Ils marchaient main dans la main en direction du salon de thé pour s'offrir une pause douceur après la reprise du travail. Depuis leur retour de Tokyo, les deux hommes ne s'étaient pas lâchés et cela leur avait fait une étrange sensation de devoir se souhaiter une bonne journée le matin et de se quitter. Il ne leur avait pas fallu plus de deux jours pour s'habituer à la présence l'un de l'autre au quotidien.
— Très bien oui. Ça s'est mieux passé que ce que je pensais, le retour de vacances n'a pas été trop dur finalement. Et toi ?
— Oh tu sais, avec quatre heures de cours ce matin et une petite réunion en début d'après-midi, la reprise n'a pas été trop dure. J'avais peur de m'ennuyer en attendant que tu termines mais l'état de Tendou ne s'arrange pas. On a appelé le médecin et j'ai dû aller dévaliser la pharmacie pour lui. J'ai dû batailler pour qu'il mange un peu de brioche. Tu te rends compte ?
— Je crois que c'est l'un des trucs les plus inquiétants que tu m'ais jamais dit.
— En plus de ça, il s'est mis à dire des choses un peu... bizarres.

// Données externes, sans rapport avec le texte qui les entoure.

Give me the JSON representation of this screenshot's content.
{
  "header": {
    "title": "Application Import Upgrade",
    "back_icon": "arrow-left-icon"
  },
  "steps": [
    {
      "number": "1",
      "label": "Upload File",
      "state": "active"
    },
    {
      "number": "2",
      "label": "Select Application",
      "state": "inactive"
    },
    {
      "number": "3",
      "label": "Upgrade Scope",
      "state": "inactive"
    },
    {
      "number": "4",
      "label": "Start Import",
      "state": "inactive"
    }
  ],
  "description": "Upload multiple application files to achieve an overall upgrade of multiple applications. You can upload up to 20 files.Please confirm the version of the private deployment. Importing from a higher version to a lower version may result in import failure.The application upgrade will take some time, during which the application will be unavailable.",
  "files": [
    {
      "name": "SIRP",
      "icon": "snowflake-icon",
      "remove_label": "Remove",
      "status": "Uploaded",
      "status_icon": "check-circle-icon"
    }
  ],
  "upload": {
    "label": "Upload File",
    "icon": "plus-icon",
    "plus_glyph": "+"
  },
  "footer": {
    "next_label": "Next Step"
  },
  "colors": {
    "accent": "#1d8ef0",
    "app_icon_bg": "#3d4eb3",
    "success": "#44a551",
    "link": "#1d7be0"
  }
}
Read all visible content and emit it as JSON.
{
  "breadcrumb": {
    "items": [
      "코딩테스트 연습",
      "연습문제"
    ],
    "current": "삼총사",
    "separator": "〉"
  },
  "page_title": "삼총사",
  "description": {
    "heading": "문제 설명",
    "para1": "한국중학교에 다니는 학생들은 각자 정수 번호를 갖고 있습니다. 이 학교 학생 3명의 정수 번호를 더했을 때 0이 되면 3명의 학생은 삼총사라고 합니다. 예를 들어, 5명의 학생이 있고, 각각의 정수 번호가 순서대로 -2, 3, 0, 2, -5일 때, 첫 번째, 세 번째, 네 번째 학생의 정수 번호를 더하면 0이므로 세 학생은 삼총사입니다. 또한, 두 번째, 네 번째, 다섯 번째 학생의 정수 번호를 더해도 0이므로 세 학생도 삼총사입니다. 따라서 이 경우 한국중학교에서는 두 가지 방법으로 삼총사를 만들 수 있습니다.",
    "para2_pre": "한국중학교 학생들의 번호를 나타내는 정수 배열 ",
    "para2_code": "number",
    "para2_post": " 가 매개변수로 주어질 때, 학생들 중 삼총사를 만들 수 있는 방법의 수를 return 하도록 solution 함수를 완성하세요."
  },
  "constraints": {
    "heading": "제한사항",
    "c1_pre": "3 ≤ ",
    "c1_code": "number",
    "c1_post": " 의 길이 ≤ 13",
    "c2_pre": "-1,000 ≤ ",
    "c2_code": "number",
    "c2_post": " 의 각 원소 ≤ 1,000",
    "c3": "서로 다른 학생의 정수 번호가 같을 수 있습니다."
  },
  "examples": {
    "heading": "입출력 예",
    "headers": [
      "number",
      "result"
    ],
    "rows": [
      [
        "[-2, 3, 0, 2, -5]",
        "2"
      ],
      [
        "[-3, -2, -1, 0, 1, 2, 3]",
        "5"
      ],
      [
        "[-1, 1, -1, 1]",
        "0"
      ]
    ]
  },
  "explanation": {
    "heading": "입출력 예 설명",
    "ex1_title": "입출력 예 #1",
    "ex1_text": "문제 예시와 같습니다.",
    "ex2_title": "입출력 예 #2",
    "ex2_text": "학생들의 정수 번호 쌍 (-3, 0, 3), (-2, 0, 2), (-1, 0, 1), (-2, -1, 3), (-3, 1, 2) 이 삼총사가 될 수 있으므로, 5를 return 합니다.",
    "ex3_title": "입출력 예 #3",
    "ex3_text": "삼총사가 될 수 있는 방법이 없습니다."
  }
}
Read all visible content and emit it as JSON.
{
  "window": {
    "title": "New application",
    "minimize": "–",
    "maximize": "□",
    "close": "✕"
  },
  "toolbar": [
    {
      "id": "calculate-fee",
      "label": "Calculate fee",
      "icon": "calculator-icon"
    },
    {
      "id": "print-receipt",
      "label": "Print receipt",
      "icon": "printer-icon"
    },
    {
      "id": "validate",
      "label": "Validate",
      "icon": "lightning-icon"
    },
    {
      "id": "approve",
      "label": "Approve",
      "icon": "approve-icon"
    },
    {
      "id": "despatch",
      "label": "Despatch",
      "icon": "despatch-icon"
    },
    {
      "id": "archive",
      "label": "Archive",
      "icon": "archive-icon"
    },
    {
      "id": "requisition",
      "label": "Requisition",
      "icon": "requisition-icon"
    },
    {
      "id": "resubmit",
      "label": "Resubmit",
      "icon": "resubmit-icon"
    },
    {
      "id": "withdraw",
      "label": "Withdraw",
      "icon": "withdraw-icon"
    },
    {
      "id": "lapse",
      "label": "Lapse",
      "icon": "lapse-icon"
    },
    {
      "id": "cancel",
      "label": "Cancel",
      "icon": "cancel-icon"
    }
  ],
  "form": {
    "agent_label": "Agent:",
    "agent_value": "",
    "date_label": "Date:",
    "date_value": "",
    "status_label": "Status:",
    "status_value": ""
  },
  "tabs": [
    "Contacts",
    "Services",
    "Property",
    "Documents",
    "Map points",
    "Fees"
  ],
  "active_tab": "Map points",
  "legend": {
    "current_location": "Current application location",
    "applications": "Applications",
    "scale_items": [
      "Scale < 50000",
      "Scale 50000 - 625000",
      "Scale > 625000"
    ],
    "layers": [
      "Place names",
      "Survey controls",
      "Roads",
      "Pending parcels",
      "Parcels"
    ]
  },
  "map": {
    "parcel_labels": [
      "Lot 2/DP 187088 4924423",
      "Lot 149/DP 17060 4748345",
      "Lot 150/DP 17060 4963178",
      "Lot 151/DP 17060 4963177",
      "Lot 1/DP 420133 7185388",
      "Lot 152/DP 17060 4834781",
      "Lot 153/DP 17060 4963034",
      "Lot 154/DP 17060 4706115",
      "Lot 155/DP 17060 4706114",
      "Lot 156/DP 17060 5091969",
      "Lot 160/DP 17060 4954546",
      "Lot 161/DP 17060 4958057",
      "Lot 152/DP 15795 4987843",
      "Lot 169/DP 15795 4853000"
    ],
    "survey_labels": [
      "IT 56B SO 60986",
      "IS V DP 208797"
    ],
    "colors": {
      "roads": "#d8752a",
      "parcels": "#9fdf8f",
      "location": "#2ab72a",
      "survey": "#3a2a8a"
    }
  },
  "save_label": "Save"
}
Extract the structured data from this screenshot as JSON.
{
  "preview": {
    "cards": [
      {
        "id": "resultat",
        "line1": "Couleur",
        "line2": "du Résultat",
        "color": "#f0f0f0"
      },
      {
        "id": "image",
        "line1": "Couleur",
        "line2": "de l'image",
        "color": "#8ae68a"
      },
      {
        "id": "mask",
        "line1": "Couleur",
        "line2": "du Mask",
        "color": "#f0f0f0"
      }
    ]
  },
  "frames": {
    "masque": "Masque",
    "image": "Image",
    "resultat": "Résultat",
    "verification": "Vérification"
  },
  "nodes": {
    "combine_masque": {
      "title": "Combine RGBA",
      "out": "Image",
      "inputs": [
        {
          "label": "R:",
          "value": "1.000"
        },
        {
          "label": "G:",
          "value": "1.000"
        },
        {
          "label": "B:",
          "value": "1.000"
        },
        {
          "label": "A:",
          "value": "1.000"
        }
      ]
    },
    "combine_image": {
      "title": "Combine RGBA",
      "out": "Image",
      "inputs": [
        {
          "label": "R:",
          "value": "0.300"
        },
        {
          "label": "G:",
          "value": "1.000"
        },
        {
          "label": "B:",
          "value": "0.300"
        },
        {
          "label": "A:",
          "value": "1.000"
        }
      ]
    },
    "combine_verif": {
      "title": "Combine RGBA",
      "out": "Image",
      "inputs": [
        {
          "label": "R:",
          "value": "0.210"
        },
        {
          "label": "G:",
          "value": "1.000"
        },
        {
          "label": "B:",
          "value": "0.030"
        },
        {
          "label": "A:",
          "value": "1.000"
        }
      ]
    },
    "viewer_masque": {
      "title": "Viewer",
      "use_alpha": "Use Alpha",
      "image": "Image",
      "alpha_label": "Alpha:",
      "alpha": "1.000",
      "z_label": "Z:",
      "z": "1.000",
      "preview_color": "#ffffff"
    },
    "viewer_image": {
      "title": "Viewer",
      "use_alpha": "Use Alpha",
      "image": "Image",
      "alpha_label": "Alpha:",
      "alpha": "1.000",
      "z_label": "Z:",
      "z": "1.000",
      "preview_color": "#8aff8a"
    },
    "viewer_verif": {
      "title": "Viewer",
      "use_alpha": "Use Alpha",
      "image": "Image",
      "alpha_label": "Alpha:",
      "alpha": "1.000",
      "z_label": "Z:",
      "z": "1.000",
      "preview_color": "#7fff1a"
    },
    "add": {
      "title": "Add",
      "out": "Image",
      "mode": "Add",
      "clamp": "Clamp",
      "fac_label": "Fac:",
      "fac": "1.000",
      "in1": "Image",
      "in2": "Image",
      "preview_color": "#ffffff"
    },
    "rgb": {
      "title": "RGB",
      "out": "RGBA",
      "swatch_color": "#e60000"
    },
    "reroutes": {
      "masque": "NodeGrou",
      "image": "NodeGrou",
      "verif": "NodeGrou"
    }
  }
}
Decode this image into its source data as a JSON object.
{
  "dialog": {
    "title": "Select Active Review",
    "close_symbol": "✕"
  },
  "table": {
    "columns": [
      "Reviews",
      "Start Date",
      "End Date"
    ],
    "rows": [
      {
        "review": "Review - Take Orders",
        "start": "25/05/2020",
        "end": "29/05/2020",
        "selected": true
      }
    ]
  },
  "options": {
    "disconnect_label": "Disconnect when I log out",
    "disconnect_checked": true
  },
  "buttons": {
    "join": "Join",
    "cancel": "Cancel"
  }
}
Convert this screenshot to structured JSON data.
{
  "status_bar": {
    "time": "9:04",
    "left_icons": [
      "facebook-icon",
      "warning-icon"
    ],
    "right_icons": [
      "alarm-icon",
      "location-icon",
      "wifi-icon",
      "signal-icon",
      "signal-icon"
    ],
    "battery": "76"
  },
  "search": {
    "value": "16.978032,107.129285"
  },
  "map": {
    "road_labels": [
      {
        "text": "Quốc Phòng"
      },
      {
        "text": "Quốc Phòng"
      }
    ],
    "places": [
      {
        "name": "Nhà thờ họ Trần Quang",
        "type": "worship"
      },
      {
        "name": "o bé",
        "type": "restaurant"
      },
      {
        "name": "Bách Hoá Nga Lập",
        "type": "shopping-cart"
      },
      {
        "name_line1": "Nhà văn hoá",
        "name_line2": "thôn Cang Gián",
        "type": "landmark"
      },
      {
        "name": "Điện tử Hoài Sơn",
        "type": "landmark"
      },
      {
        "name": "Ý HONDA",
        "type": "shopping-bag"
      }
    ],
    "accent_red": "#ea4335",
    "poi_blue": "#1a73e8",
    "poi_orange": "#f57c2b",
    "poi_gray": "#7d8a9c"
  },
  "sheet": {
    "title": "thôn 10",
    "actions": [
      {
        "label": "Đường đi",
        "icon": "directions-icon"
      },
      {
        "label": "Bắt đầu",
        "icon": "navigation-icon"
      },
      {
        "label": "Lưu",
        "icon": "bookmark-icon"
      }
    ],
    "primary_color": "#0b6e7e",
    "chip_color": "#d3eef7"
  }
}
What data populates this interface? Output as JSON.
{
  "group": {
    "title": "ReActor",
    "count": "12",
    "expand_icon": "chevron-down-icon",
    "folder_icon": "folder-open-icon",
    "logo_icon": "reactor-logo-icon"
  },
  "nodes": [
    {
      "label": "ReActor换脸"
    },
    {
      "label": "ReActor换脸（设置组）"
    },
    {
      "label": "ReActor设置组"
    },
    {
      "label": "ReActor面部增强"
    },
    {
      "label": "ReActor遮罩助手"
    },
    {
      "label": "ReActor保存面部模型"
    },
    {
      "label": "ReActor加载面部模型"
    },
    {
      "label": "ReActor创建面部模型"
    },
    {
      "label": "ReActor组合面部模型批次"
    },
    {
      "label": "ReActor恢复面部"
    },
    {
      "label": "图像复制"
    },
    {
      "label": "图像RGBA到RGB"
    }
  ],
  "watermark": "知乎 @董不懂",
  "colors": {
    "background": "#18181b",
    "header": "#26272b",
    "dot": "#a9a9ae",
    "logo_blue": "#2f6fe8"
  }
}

Il ouvrit la porte du salon et laissa passer Akaashi avant de refermer derrière eux. Ils passèrent commande avant de s'installer à une table à côté du radiateur.
— Bizarres comment ?
— Par rapport à sa vie amoureuse.
Akaashi leva les sourcils. "Tendou" et "vie amoureuse" étaient deux sujets qui ne s'étaient jamais croisés dans son esprit.
— Je crois qu'il déprime.
— Tendou ? Déprimer ? Tu es sûr que tu ne confonds pas avec son rhume ?
— Non, non, je te jure. Il avait l'air de dire que l'amour n'était pas fait pour lui. Comme si personne ne pouvait tomber amoureux de lui ! T'as vu sa bouille ? En plus il est super drôle et il fait de supers gâteaux, y a rien de tel pour séduire.
— Tu n'interprèterais pas ses mots de travers par hasard ?
La serveuse arriva avec leurs thés et déposa une petite assiette de cookies. Bokuto n'attendit pas une seconde et en englouti un pendant que Keiji la remerciait.
— Je ne le connais pas aussi bien que toi mais je ne le vois vraiment pas se morfondre pour ça.
— Qui ne se morfondrait pas de trouver personne ?
— Beaucoup de monde, soupira Keiji. Je n'avais fréquenté personne depuis plusieurs années et ça ne me manquait pas. Mais tu es tellement spécial que j'ai revu mes plans, s'obligea-t-il d'ajouter en voyant l'air de chien battu de son petit-ami.
— Mais oui, c'est ça, il faut qu'il trouve sa personne !
— Non, c'est pas...–
— Mais en dehors de son travail il côtoie personne et je crois pas que ses collègues l'intéressent... tu penses qu'il faudrait lui arranger un rencard ?
— Oh non, surtout pas !
Akaashi bu quelques gorgées brûlantes pour se donner le temps de trouver ses mots.
— Écoute moi s'il te plaît.
Bokuto dévora un autre cookie.
— Je sais que Tendou est ton ami et que tu ne te préoccupes que de son bonheur. C'est vraiment gentil de ta part, tu es un bon ami, sois en sûr. Cependant, je ne pense pas que t'immiscer dans sa vie amoureuse soit une bonne idée. S'il ne t'en parle pas de lui-même, ça me semble être un assez bon indicateur sur son degré d'envie par rapport à ton implication. Tu comprends ce que je veux dire ?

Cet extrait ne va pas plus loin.